Customers are changing, so why shouldn’t your approach to product development do the same? To start, a deeper understanding of the values and motivations of teens could help companies develop better products for this market.
Some automakers are making tentative steps to target products at Millennials, who in general are concerned about affordability and a car’s environmental impact. The new Chevy Bolt announced last month is compact, fuel efficient, eco-friendly and relatively affordable. Reports claim that Tesla is developing a similar product that would bring an electric car to the masses. Responding to the increasing popularity of smaller SUVs, Jeep also started offering smaller, cheaper vehicles. Just because teens aren’t rushing to buy cars now doesn’t mean they won’t do it at a later stage of their lives. Automakers need to start engaging their community of teen consumers now, determine what’s important to them, and integrate that feedback throughout the innovation process.

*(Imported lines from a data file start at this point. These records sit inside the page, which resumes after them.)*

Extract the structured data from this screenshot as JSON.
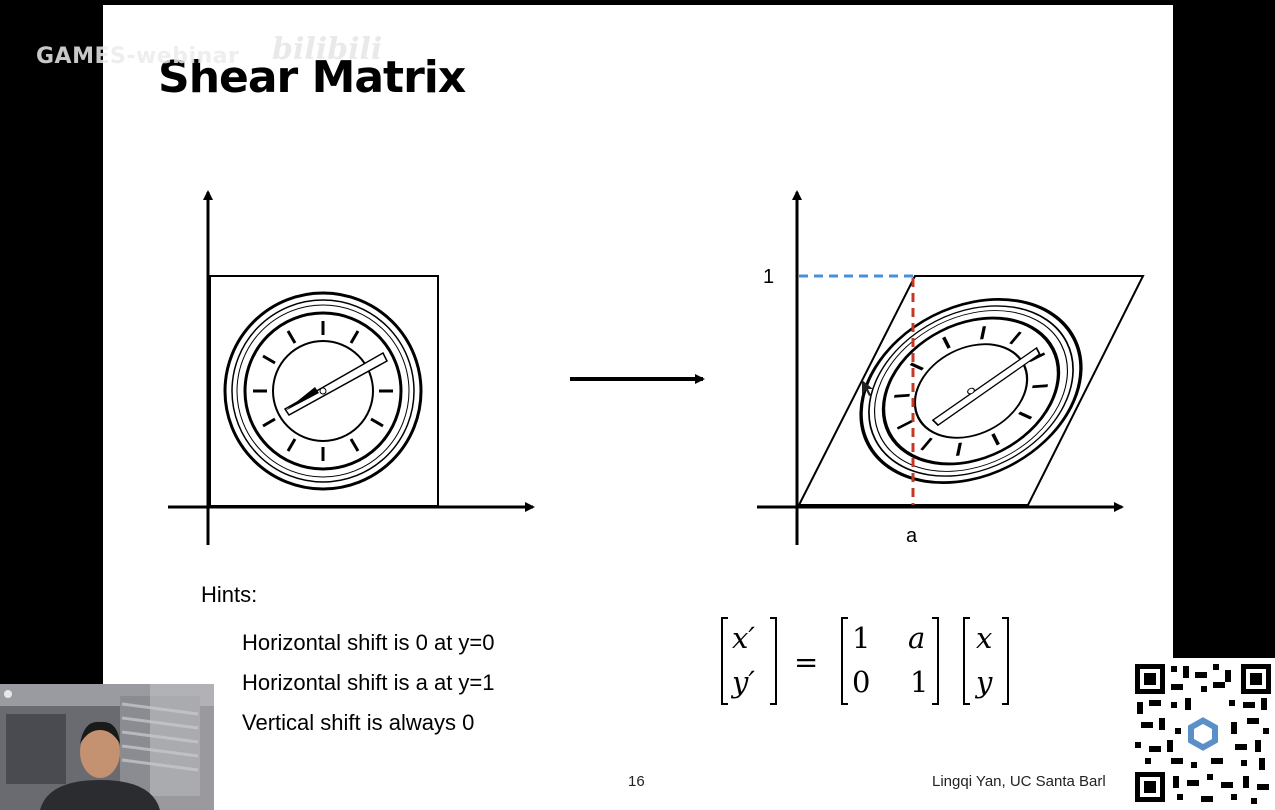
{
  "watermark": {
    "text": "GAMES-webinar",
    "logo": "bilibili"
  },
  "slide": {
    "title": "Shear Matrix",
    "diagram": {
      "label_one": "1",
      "label_a": "a",
      "accent_blue": "#4a90d9",
      "accent_red": "#c0392b"
    },
    "hints": {
      "heading": "Hints:",
      "items": [
        "Horizontal shift is 0 at y=0",
        "Horizontal shift is a at y=1",
        "Vertical shift is always 0"
      ]
    },
    "equation": {
      "lhs": [
        "x′",
        "y′"
      ],
      "equals": "=",
      "matrix": [
        [
          "1",
          "a"
        ],
        [
          "0",
          "1"
        ]
      ],
      "rhs": [
        "x",
        "y"
      ]
    },
    "page_number": "16",
    "author": "Lingqi Yan, UC Santa Barl"
  },
  "overlays": {
    "webcam": "presenter-video",
    "qr": "qr-code"
  }
}
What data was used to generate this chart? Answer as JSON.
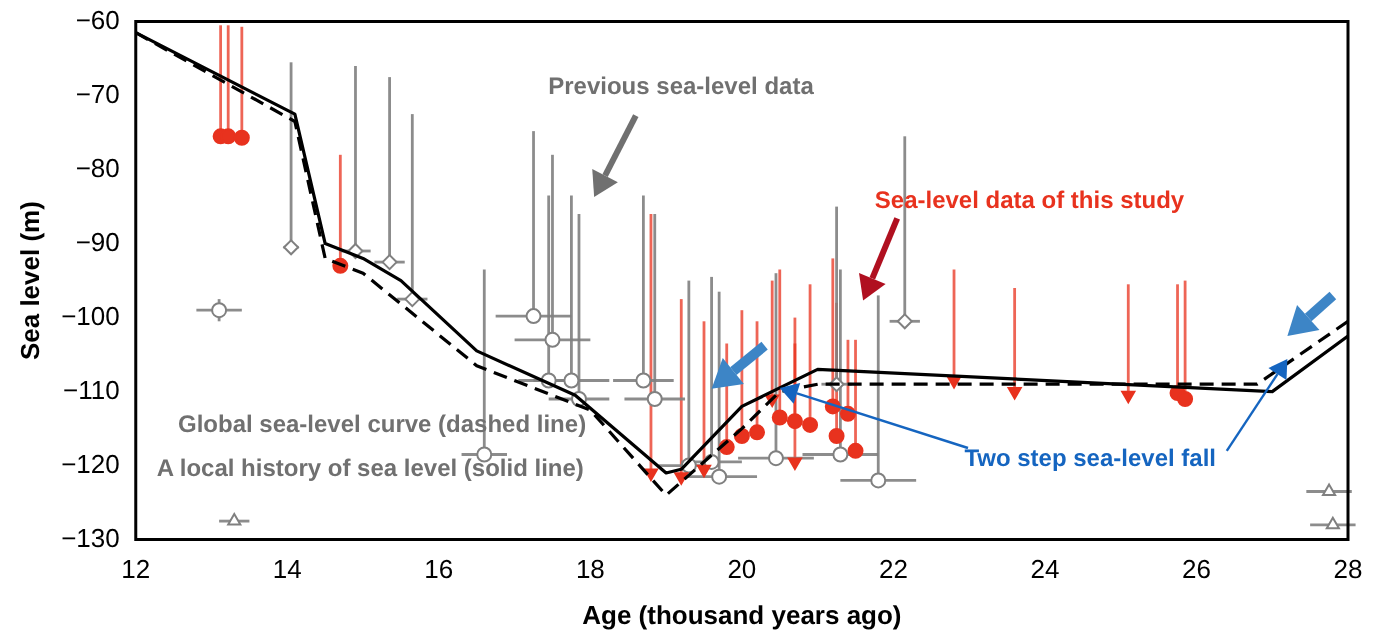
{
  "chart_data": {
    "type": "scatter",
    "xlabel": "Age (thousand years ago)",
    "ylabel": "Sea level (m)",
    "xlim": [
      12,
      28
    ],
    "xticks": [
      12,
      14,
      16,
      18,
      20,
      22,
      24,
      26,
      28
    ],
    "ylim": [
      -130,
      -60
    ],
    "yticks": [
      -130,
      -120,
      -110,
      -100,
      -90,
      -80,
      -70,
      -60
    ],
    "grid": false,
    "legend": false,
    "annotations": [
      "Previous sea-level data",
      "Sea-level data of this study",
      "Global sea-level curve (dashed line)",
      "A local history of sea level (solid line)",
      {
        "text": "Two step sea-level fall",
        "x": 20.5,
        "y": -109.5
      }
    ],
    "series": [
      {
        "type": "line",
        "line_style": "solid",
        "marker": "none",
        "color": "#000000",
        "x": [
          12,
          14.1,
          14.5,
          15,
          15.5,
          16.5,
          17.8,
          19,
          19.2,
          20,
          21,
          27,
          28
        ],
        "values": [
          -61.5,
          -72.5,
          -90,
          -92,
          -95,
          -104.5,
          -110.5,
          -121,
          -120.5,
          -112,
          -107,
          -110,
          -102.5
        ]
      },
      {
        "type": "line",
        "line_style": "dashed",
        "marker": "none",
        "color": "#000000",
        "x": [
          12,
          14.1,
          14.5,
          15,
          16.5,
          18,
          19,
          20,
          20.5,
          21,
          26.8,
          28
        ],
        "values": [
          -61.5,
          -73.5,
          -92,
          -94,
          -106.5,
          -112.5,
          -124,
          -115,
          -110,
          -109,
          -109,
          -100.5
        ]
      },
      {
        "type": "scatter",
        "marker": "circle",
        "color": "#e8321e",
        "x": [
          13.12,
          13.22,
          13.4,
          14.7,
          19.8,
          20.0,
          20.2,
          20.5,
          20.7,
          20.9,
          21.2,
          21.4,
          21.25,
          21.5,
          25.75,
          25.85
        ],
        "values": [
          -75.5,
          -75.5,
          -75.7,
          -93,
          -117.5,
          -116,
          -115.5,
          -113.5,
          -114,
          -114.5,
          -112,
          -113,
          -116,
          -118,
          -110.2,
          -111
        ],
        "errors": [
          [
            -75.5,
            -60.5
          ],
          [
            -75.5,
            -60.5
          ],
          [
            -75.7,
            -60.7
          ],
          [
            -93,
            -78
          ],
          [
            -117.5,
            -103.5
          ],
          [
            -116,
            -99
          ],
          [
            -115.5,
            -100.5
          ],
          [
            -113.5,
            -93.5
          ],
          [
            -114,
            -100
          ],
          [
            -114.5,
            -95.5
          ],
          [
            -112,
            -92
          ],
          [
            -113,
            -103
          ],
          [
            -116,
            -98
          ],
          [
            -118,
            -103
          ],
          [
            -110.2,
            -95.5
          ],
          [
            -111,
            -95
          ]
        ]
      },
      {
        "type": "scatter",
        "marker": "triangle",
        "color": "#e8321e",
        "x": [
          18.8,
          19.2,
          19.5,
          20.4,
          20.7,
          22.8,
          23.6,
          25.1
        ],
        "values": [
          -121,
          -121.5,
          -120.5,
          -111,
          -119.5,
          -108.5,
          -110,
          -110.5
        ],
        "errors": [
          [
            -121,
            -86
          ],
          [
            -121.5,
            -97.5
          ],
          [
            -120.5,
            -100.5
          ],
          [
            -111,
            -95
          ],
          [
            -119.5,
            -103.5
          ],
          [
            -108.5,
            -93.5
          ],
          [
            -110,
            -96
          ],
          [
            -110.5,
            -95.5
          ]
        ]
      },
      {
        "type": "scatter",
        "marker": "diamond",
        "color": "#808080",
        "x": [
          14.05,
          14.9,
          15.35,
          15.65,
          22.15,
          21.25
        ],
        "values": [
          -90.5,
          -91,
          -92.5,
          -97.5,
          -100.5,
          -109
        ],
        "errors": [
          [
            -90.5,
            -65.5
          ],
          [
            -91,
            -66
          ],
          [
            -92.5,
            -67.5
          ],
          [
            -97.5,
            -72.5
          ],
          [
            -100.5,
            -75.5
          ],
          [
            -109,
            -85
          ]
        ],
        "xerrors": [
          0.1,
          0.2,
          0.2,
          0.2,
          0.2,
          0.2
        ]
      },
      {
        "type": "scatter",
        "marker": "circle",
        "color": "#808080",
        "x": [
          13.1,
          16.6,
          17.25,
          17.5,
          17.45,
          17.75,
          17.85,
          18.7,
          18.85,
          19.3,
          19.6,
          19.7,
          20.45,
          21.3,
          21.8
        ],
        "values": [
          -99,
          -118.5,
          -99.8,
          -103,
          -108.5,
          -108.5,
          -111,
          -108.5,
          -111,
          -120,
          -119.5,
          -121.5,
          -119,
          -118.5,
          -122
        ],
        "errors": [
          1.5,
          [
            -118.5,
            -93.5
          ],
          [
            -99.8,
            -74.8
          ],
          [
            -103,
            -78
          ],
          [
            -108.5,
            -83.5
          ],
          [
            -108.5,
            -83.5
          ],
          [
            -111,
            -86
          ],
          [
            -108.5,
            -83.5
          ],
          [
            -111,
            -86
          ],
          [
            -120,
            -95
          ],
          [
            -119.5,
            -94.5
          ],
          [
            -121.5,
            -96.5
          ],
          [
            -119,
            -94
          ],
          [
            -118.5,
            -93.5
          ],
          [
            -122,
            -97
          ]
        ],
        "xerrors": [
          0.3,
          0.3,
          0.5,
          0.5,
          0.4,
          0.5,
          0.4,
          0.4,
          0.4,
          0.4,
          0.4,
          0.5,
          0.5,
          0.5,
          0.5
        ]
      },
      {
        "type": "scatter",
        "marker": "triangle",
        "color": "#808080",
        "x": [
          13.3,
          27.75,
          27.8
        ],
        "values": [
          -127.5,
          -123.5,
          -128
        ],
        "xerrors": [
          0.2,
          0.3,
          0.3
        ]
      }
    ]
  }
}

2.Embrace the collaborative economy.
The collaborative economy of peer-to-peer sharing has grown exponentially, particularly among Millennials. Our 2014 study found that 76% of Millennials have participated in the collaborative economy in the last 12 months.
In the automotive business, the collaborative economy manifests itself through ride-sharing and car-sharing services. Millennials, even teens, increasingly use Uber, Zipcar and Lyft to get around. In response, some automotive companies are diving into the collaborative economy instead of resisting change. For example, Ford started supplying vehicles to Zipcar to meet demand in college towns. Not to be left behind, BMW also has a car-sharing program called DriveNow.

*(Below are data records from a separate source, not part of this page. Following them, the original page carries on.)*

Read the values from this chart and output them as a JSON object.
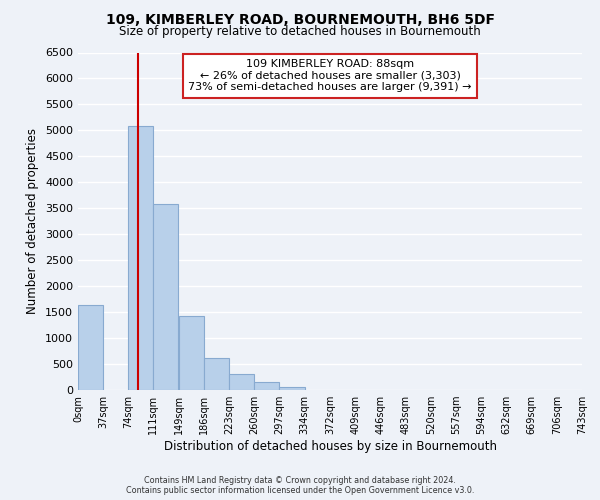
{
  "title": "109, KIMBERLEY ROAD, BOURNEMOUTH, BH6 5DF",
  "subtitle": "Size of property relative to detached houses in Bournemouth",
  "xlabel": "Distribution of detached houses by size in Bournemouth",
  "ylabel": "Number of detached properties",
  "bar_color": "#b8d0ea",
  "bar_edge_color": "#88aad0",
  "bins_left": [
    0,
    37,
    74,
    111,
    149,
    186,
    223,
    260,
    297,
    334,
    372,
    409,
    446,
    483,
    520,
    557,
    594,
    632,
    669,
    706
  ],
  "bin_width": 37,
  "heights": [
    1630,
    0,
    5080,
    3580,
    1430,
    620,
    310,
    155,
    60,
    0,
    0,
    0,
    0,
    0,
    0,
    0,
    0,
    0,
    0,
    0
  ],
  "tick_labels": [
    "0sqm",
    "37sqm",
    "74sqm",
    "111sqm",
    "149sqm",
    "186sqm",
    "223sqm",
    "260sqm",
    "297sqm",
    "334sqm",
    "372sqm",
    "409sqm",
    "446sqm",
    "483sqm",
    "520sqm",
    "557sqm",
    "594sqm",
    "632sqm",
    "669sqm",
    "706sqm",
    "743sqm"
  ],
  "tick_positions": [
    0,
    37,
    74,
    111,
    149,
    186,
    223,
    260,
    297,
    334,
    372,
    409,
    446,
    483,
    520,
    557,
    594,
    632,
    669,
    706,
    743
  ],
  "yticks": [
    0,
    500,
    1000,
    1500,
    2000,
    2500,
    3000,
    3500,
    4000,
    4500,
    5000,
    5500,
    6000,
    6500
  ],
  "ylim": [
    0,
    6500
  ],
  "xlim": [
    0,
    743
  ],
  "property_line_x": 88,
  "property_line_color": "#cc0000",
  "annotation_title": "109 KIMBERLEY ROAD: 88sqm",
  "annotation_line1": "← 26% of detached houses are smaller (3,303)",
  "annotation_line2": "73% of semi-detached houses are larger (9,391) →",
  "footer_line1": "Contains HM Land Registry data © Crown copyright and database right 2024.",
  "footer_line2": "Contains public sector information licensed under the Open Government Licence v3.0.",
  "background_color": "#eef2f8",
  "grid_color": "#ffffff"
}
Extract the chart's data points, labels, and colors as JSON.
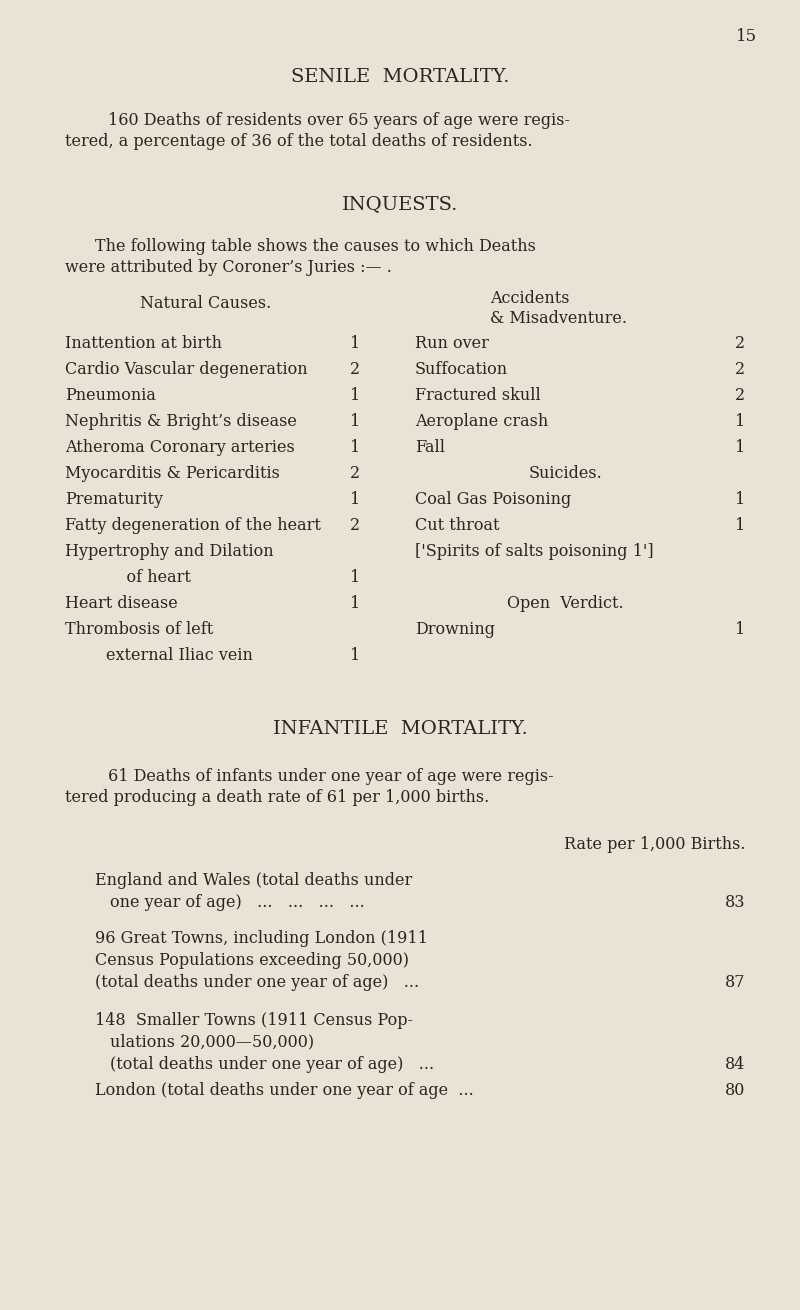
{
  "bg_color": "#e8e3d5",
  "text_color": "#2a2520",
  "page_number": "15",
  "title1": "SENILE  MORTALITY.",
  "senile_para_line1": "160 Deaths of residents over 65 years of age were regis-",
  "senile_para_line2": "tered, a percentage of 36 of the total deaths of residents.",
  "title2": "INQUESTS.",
  "inq_line1": "The following table shows the causes to which Deaths",
  "inq_line2": "were attributed by Coroner’s Juries :— .",
  "col_header_left": "Natural Causes.",
  "col_header_right_line1": "Accidents",
  "col_header_right_line2": "& Misadventure.",
  "natural_causes": [
    [
      "Inattention at birth",
      "1"
    ],
    [
      "Cardio Vascular degeneration",
      "2"
    ],
    [
      "Pneumonia",
      "1"
    ],
    [
      "Nephritis & Bright’s disease",
      "1"
    ],
    [
      "Atheroma Coronary arteries",
      "1"
    ],
    [
      "Myocarditis & Pericarditis",
      "2"
    ],
    [
      "Prematurity",
      "1"
    ],
    [
      "Fatty degeneration of the heart",
      "2"
    ],
    [
      "Hypertrophy and Dilation",
      ""
    ],
    [
      "            of heart",
      "1"
    ],
    [
      "Heart disease",
      "1"
    ],
    [
      "Thrombosis of left",
      ""
    ],
    [
      "        external Iliac vein",
      "1"
    ]
  ],
  "accidents": [
    [
      "Run over",
      "2"
    ],
    [
      "Suffocation",
      "2"
    ],
    [
      "Fractured skull",
      "2"
    ],
    [
      "Aeroplane crash",
      "1"
    ],
    [
      "Fall",
      "1"
    ]
  ],
  "suicides_header": "Suicides.",
  "suicides": [
    [
      "Coal Gas Poisoning",
      "1"
    ],
    [
      "Cut throat",
      "1"
    ],
    [
      "Spirits of salts poisoning 1"
    ]
  ],
  "open_verdict_header": "Open  Verdict.",
  "drowning_line": "Drowning",
  "drowning_num": "1",
  "title3": "INFANTILE  MORTALITY.",
  "inf_para_line1": "61 Deaths of infants under one year of age were regis-",
  "inf_para_line2": "tered producing a death rate of 61 per 1,000 births.",
  "rate_header": "Rate per 1,000 Births.",
  "inf_row1_line1": "England and Wales (total deaths under",
  "inf_row1_line2": "    one year of age)   ...   ...   ...   ...  83",
  "inf_row2_line1": "96 Great Towns, including London (1911",
  "inf_row2_line2": "Census Populations exceeding 50,000)",
  "inf_row2_line3": "(total deaths under one year of age)   ...  87",
  "inf_row3_line1": "148  Smaller Towns (1911 Census Pop-",
  "inf_row3_line2": "    ulations 20,000—50,000)",
  "inf_row3_line3": "    (total deaths under one year of age)   ...  84",
  "inf_row4_line1": "London (total deaths under one year of age  ...  80",
  "inf_val1": "83",
  "inf_val2": "87",
  "inf_val3": "84",
  "inf_val4": "80"
}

The collaborative economy is poised to double in 2015, so automakers need to adapt quickly. Partnering with tech companies like Uber or launching their own sharing program could give automakers the exposure they need to build their brand with younger customers.
3.Engage teens on their own terms.
Simply broadcasting your messages to teens won’t cut it anymore. Companies need a deeper understanding of their young customers and to adjust their approaches accordingly.
Offering unique experiences is a big opportunity for auto brands. Experiential marketing at music festivals, spring break destinations and other teen-centric events provides a way for companies to engage with teens where they actually hang out. Chevy, for example, has sponsored SXSW, giving festival-goers complimentary rides. Other automakers need to consider similar initiatives for the sake of the long-term health of their brands.
Companies also need to reassess the trendsetters they partner with. Teens today are just as likely to follow bloggers and YouTube celebrities as they are to be “5 Seconds of Summer” fans. Partnering with online trendsetters — for example, by sponsoring their blogs or by inviting them to drive your latest car — could expose your brand to younger audiences.
Cause marketing can also help brands build their relationship with Millennials. Engage teens in a two-way conversation to find out which initiatives matter to them, and then investigate how you can support those issues. Through their “Communities with Drive” social initiative, Ford and Zipcar demonstrate how other auto companies could use cause marketing to build their brand among Millennials.
It’s not all bad news for automakers: a recent MTV study suggests that a majority of teens actually likes driving. But with bleak employment prospects and with the wide availability of other transportation alternatives, it’s understandable why teens aren’t rushing to buy cars. A deeper understanding of teens will help companies improve their products, marketing initiatives and other business activities while building long-term relationships with these potential customers.